Without scaling, logits grow with d_k and softmax saturates. Dividing by sqrt(d_k) preserves O(1) variance and healthy gradients.


q-15-02 — Properties of the causal mask (multi)

  • It is upper-triangular with -inf above the diagonal
  • It is symmetric so each token sees every other token
  • It permits a token to attend to itself
  • It permits a token to attend to future tokens

Future positions are set to -inf (softmax → 0); the diagonal is kept so each token attends to itself.


q-15-03 — Time complexity of self-attention (free)

Expected to contain: n^2.

Computing the N×N attention matrix is O(N²·d). Flash attention and linear variants try to reduce this.


q-15-04 — Derive: softmax variance under unscaled QK^T (single)
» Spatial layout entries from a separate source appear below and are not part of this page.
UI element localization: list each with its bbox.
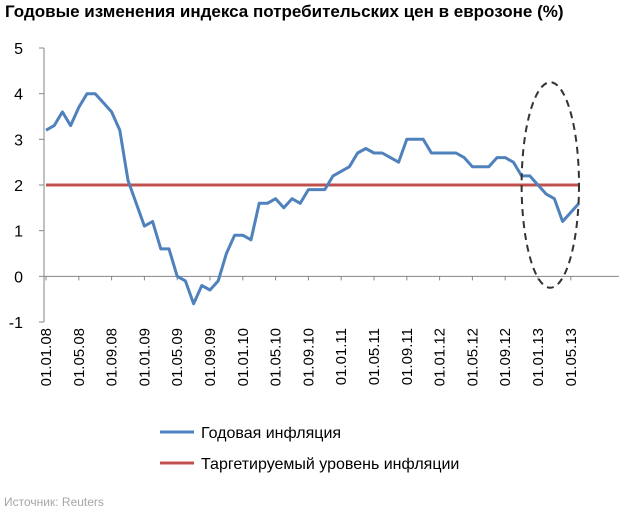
- legend-label: Годовая инфляция: [201, 425, 341, 442]
- legend: Годовая инфляция Таргетируемый уровень ин…: [160, 425, 459, 473]
- y-tick-label: 1: [14, 224, 23, 241]
- x-tick-label: 01.05.09: [169, 328, 186, 386]
- highlight-ellipse: [520, 81, 580, 289]
- source-note: Источник: Reuters: [4, 495, 104, 509]
- x-tick-label: 01.09.10: [300, 328, 317, 386]
- x-tick-label: 01.05.13: [563, 328, 580, 386]
- x-tick-label: 01.01.13: [530, 328, 547, 386]
- x-tick-label: 01.09.09: [202, 328, 219, 386]
- x-tick-label: 01.01.12: [432, 328, 449, 386]
- series-line-annual-inflation: [45, 92, 581, 306]
- x-axis-ticks: 01.01.08 01.05.08 01.09.08 01.01.09 01.05.09…: [38, 276, 580, 386]
- x-tick-label: 01.01.09: [136, 328, 153, 386]
- x-tick-label: 01.05.10: [268, 328, 285, 386]
- x-tick-label: 01.05.11: [366, 328, 383, 385]
- y-tick-label: 0: [14, 269, 23, 286]
- legend-item-annual-inflation: Годовая инфляция: [160, 425, 341, 442]
- y-tick-label: -1: [9, 315, 23, 332]
- legend-item-target-inflation: Таргетируемый уровень инфляции: [160, 456, 459, 473]
- x-tick-label: 01.09.11: [399, 328, 416, 385]
- x-tick-label: 01.09.12: [497, 328, 514, 386]
- series-layer: [45, 92, 581, 306]
- x-tick-label: 01.05.08: [71, 328, 88, 386]
- y-axis-ticks: -1 0 1 2 3 4 5: [9, 41, 44, 332]
- y-tick-label: 3: [14, 132, 23, 149]
- y-tick-label: 4: [14, 87, 23, 104]
- x-tick-label: 01.05.12: [464, 328, 481, 386]
- x-tick-label: 01.01.11: [333, 328, 350, 385]
- legend-label: Таргетируемый уровень инфляции: [201, 456, 459, 473]
- x-tick-label: 01.09.08: [104, 328, 121, 386]
- x-tick-label: 01.01.08: [38, 328, 55, 386]
- chart-title: Годовые изменения индекса потребительски…: [5, 2, 564, 21]
- y-tick-label: 2: [14, 178, 23, 195]
- y-tick-label: 5: [14, 41, 23, 58]
- x-tick-label: 01.01.10: [235, 328, 252, 386]
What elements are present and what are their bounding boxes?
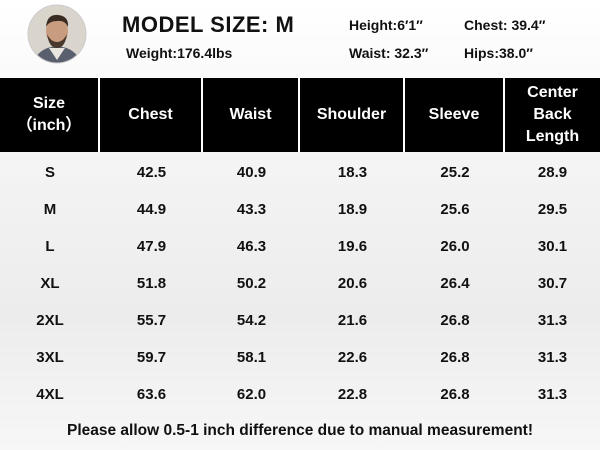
measurement: 47.9 xyxy=(136,238,167,255)
column-header-line: Sleeve xyxy=(428,106,480,123)
measurement: 20.6 xyxy=(337,275,368,292)
title: MODEL SIZE: M xyxy=(122,12,295,37)
measurement: 62.0 xyxy=(236,386,267,403)
measurement: 59.7 xyxy=(136,349,167,366)
column-header: Chest xyxy=(100,78,203,152)
model-avatar xyxy=(27,4,87,64)
measurement: 46.3 xyxy=(236,238,267,255)
column-header-line: Length xyxy=(525,128,580,145)
table-row: M 44.9 43.3 18.9 25.6 29.5 xyxy=(0,191,600,228)
model-height: Height:6′1″ xyxy=(349,17,423,33)
table-row: 2XL 55.7 54.2 21.6 26.8 31.3 xyxy=(0,302,600,339)
measurement: 30.1 xyxy=(537,238,568,255)
size-label: M xyxy=(43,201,57,218)
column-header-line: Waist xyxy=(229,106,272,123)
measurement: 25.6 xyxy=(440,201,470,218)
model-weight: Weight:176.4lbs xyxy=(126,45,233,61)
measurement: 22.6 xyxy=(337,349,368,366)
size-label: 2XL xyxy=(36,312,64,329)
measurement: 26.8 xyxy=(440,386,470,403)
footer-note: Please allow 0.5-1 inch difference due t… xyxy=(66,422,533,439)
size-label: 4XL xyxy=(36,386,64,403)
measurement: 19.6 xyxy=(337,238,368,255)
model-waist: Waist: 32.3″ xyxy=(349,45,429,61)
measurement: 31.3 xyxy=(537,386,568,403)
size-label: 3XL xyxy=(36,349,64,366)
table-header: Size （inch） Chest Waist Shoulder Sleeve Center… xyxy=(0,78,600,152)
measurement: 54.2 xyxy=(236,312,267,329)
measurement: 26.8 xyxy=(440,349,470,366)
measurement: 55.7 xyxy=(136,312,167,329)
column-header: Waist xyxy=(203,78,300,152)
measurement: 51.8 xyxy=(136,275,167,292)
measurement: 28.9 xyxy=(537,164,568,181)
measurement: 50.2 xyxy=(236,275,267,292)
column-header-line: Size xyxy=(32,95,65,112)
measurement: 25.2 xyxy=(440,164,470,181)
measurement: 40.9 xyxy=(236,164,267,181)
measurement: 18.9 xyxy=(337,201,368,218)
measurement: 21.6 xyxy=(337,312,368,329)
measurement: 42.5 xyxy=(136,164,167,181)
column-header-line: Center xyxy=(527,84,578,101)
measurement: 26.4 xyxy=(440,275,470,292)
measurement: 26.0 xyxy=(440,238,470,255)
measurement: 43.3 xyxy=(236,201,267,218)
measurement: 44.9 xyxy=(136,201,167,218)
table-row: S 42.5 40.9 18.3 25.2 28.9 xyxy=(0,154,600,191)
measurement: 18.3 xyxy=(337,164,368,181)
size-label: S xyxy=(44,164,55,181)
measurement: 29.5 xyxy=(537,201,568,218)
table-row: L 47.9 46.3 19.6 26.0 30.1 xyxy=(0,228,600,265)
size-label: XL xyxy=(40,275,60,292)
size-label: L xyxy=(45,238,55,255)
table-row: XL 51.8 50.2 20.6 26.4 30.7 xyxy=(0,265,600,302)
table-body: S 42.5 40.9 18.3 25.2 28.9 M 44.9 43.3 18.9 25.6 29… xyxy=(0,154,600,413)
measurement: 58.1 xyxy=(236,349,267,366)
measurement: 63.6 xyxy=(136,386,167,403)
column-header-line: （inch） xyxy=(16,117,82,134)
measurement: 26.8 xyxy=(440,312,470,329)
column-header: Sleeve xyxy=(405,78,505,152)
table-row: 4XL 63.6 62.0 22.8 26.8 31.3 xyxy=(0,376,600,413)
measurement: 30.7 xyxy=(537,275,568,292)
measurement: 22.8 xyxy=(337,386,368,403)
column-header-line: Back xyxy=(533,106,572,123)
column-header: Shoulder xyxy=(300,78,405,152)
model-hips: Hips:38.0″ xyxy=(464,45,533,61)
measurement: 31.3 xyxy=(537,349,568,366)
model-chest: Chest: 39.4″ xyxy=(464,17,546,33)
column-header: Center Back Length xyxy=(505,78,600,152)
column-header-line: Chest xyxy=(128,106,173,123)
column-header: Size （inch） xyxy=(0,78,100,152)
measurement: 31.3 xyxy=(537,312,568,329)
column-header-line: Shoulder xyxy=(316,106,387,123)
table-row: 3XL 59.7 58.1 22.6 26.8 31.3 xyxy=(0,339,600,376)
With Q, K ∼ N(0, 1) i.i.d. and d_k = 64, what is the std of an entry of Q @ K^T?

  • 1
  • sqrt(64) = 8
  • 64
  • log(64) ≈ 4.16

Each entry is a sum of d_k products of N(0,1) variables. Var = d_k = 64; std = 8. Logits with std 8 saturate softmax. Dividing by sqrt(d_k) restores std ≈ 1.


q-15-05 — Find the bug: attention without sqrt(d_k) at d_k = 64 (free)

Expected to contain: satur.

Softmax saturates (one entry near 1, rest near 0). Gradients through attention vanish. At small d_k the bug is invisible. See break/00-break-no-sqrt-dk-scaling.md.